I want to finetune a model trained with batchsize 8, and I change the batchsize during finetuning. The forward has no problem, but the backward throws an error:

/home/wyang/torch/install/share/lua/5.1/nn/Container.lua:67: 
In 5 module of nn.Sequential:
/home/wyang/torch/install/share/lua/5.1/nn/ConcatTable.lua:55: bad argument #2 to 'add' (sizes do not match at /home/wyang/torch/extra/cutorch/lib/THC/generic/THCTensorMathPointwise.cu:10)
stack traceback:
    [C]: in function 'add'
    /home/wyang/torch/install/share/lua/5.1/nn/ConcatTable.lua:55: in function 'f'
    /home/wyang/torch/install/share/lua/5.1/nn/ConcatTable.lua:21: in function 'retable'
    /home/wyang/torch/install/share/lua/5.1/nn/ConcatTable.lua:52: in function </home/wyang/torch/install/share/lua/5.1/nn/ConcatTable.lua:30>
    [C]: in function 'xpcall'
    /home/wyang/torch/install/share/lua/5.1/nn/Container.lua:63: in function 'rethrowErrors'
    /home/wyang/torch/install/share/lua/5.1/nn/Sequential.lua:55: in function 'updateGradInput'
    ./models/LSTM/UntiedConvLSTM.lua:134: in function '_updateGradInput'
    ...ng/torch/install/share/lua/5.1/rnn/AbstractRecurrent.lua:59: in function 'updateGradInput'
    /home/wyang/torch/install/share/lua/5.1/nngraph/gmodule.lua:420: in function 'neteval'
    /home/wyang/torch/install/share/lua/5.1/nngraph/gmodule.lua:454: in function 'updateGradInput'
    /home/wyang/torch/install/share/lua/5.1/rnn/Recursor.lua:45: in function '_updateGradInput'
    ...ng/torch/install/share/lua/5.1/rnn/AbstractRecurrent.lua:59: in function 'updateGradInput'
    /home/wyang/torch/install/share/lua/5.1/rnn/Sequencer.lua:121: in function 'updateGradInput'
    /home/wyang/torch/install/share/lua/5.1/nn/Module.lua:31: in function 'backward'
    ./trainregression-rnn.lua:222: in function 'train'
    mainpose-rnn.lua:55: in main chunk
    [C]: in function 'dofile'
    ...yang/torch/install/lib/luarocks/rocks/trepl/scm-1/bin/th:145: in main chunk
    [C]: at 0x00406670

I try to remove the optimState.
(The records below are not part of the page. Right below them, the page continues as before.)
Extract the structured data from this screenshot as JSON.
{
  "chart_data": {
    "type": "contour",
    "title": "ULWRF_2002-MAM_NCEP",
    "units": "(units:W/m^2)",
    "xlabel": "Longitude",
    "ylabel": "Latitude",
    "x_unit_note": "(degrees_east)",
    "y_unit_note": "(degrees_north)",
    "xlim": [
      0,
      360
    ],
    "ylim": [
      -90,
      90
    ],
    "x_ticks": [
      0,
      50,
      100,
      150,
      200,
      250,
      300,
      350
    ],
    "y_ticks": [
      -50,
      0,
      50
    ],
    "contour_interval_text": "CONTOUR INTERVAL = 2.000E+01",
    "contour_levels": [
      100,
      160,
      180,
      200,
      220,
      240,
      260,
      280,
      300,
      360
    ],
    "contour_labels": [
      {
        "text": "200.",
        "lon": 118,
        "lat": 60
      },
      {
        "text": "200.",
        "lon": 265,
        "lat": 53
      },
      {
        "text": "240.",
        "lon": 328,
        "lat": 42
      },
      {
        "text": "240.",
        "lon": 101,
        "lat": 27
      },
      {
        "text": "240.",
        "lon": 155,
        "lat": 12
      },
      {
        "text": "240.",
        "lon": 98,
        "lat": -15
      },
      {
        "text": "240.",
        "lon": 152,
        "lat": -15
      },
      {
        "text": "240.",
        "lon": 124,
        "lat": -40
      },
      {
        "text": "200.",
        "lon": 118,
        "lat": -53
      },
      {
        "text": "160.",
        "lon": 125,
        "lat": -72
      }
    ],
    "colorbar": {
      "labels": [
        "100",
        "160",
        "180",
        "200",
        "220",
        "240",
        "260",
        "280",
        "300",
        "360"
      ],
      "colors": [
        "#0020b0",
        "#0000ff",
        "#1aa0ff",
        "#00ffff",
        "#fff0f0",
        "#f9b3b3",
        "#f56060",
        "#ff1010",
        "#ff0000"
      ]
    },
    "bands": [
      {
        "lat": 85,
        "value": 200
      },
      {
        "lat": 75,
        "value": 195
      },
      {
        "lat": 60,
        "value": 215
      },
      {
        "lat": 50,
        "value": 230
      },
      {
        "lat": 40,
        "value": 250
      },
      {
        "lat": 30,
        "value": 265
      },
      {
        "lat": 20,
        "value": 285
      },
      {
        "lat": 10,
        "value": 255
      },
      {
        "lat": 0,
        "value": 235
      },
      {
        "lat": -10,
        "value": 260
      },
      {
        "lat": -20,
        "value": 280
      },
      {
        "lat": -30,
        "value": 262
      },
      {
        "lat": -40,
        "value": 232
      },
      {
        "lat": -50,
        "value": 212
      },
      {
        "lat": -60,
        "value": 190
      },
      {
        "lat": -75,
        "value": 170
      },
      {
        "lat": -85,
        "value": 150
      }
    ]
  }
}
But the error still occurs. The model is built with Sequencer

    -- Final model
    local model = nn.gModule({inp}, out)
    model = nn.Sequencer(model)
    model:remember('both')

    return model:cuda()

The criterion is also with Sequencer

   self.criterion = nn.SequencerCriterion(criterion) 

Any suggestions about this issue? Thanks!

bearpaw commented 7 years ago

Sorry, I got the reason: UntiedConvLSTM.m fixes the batchSize.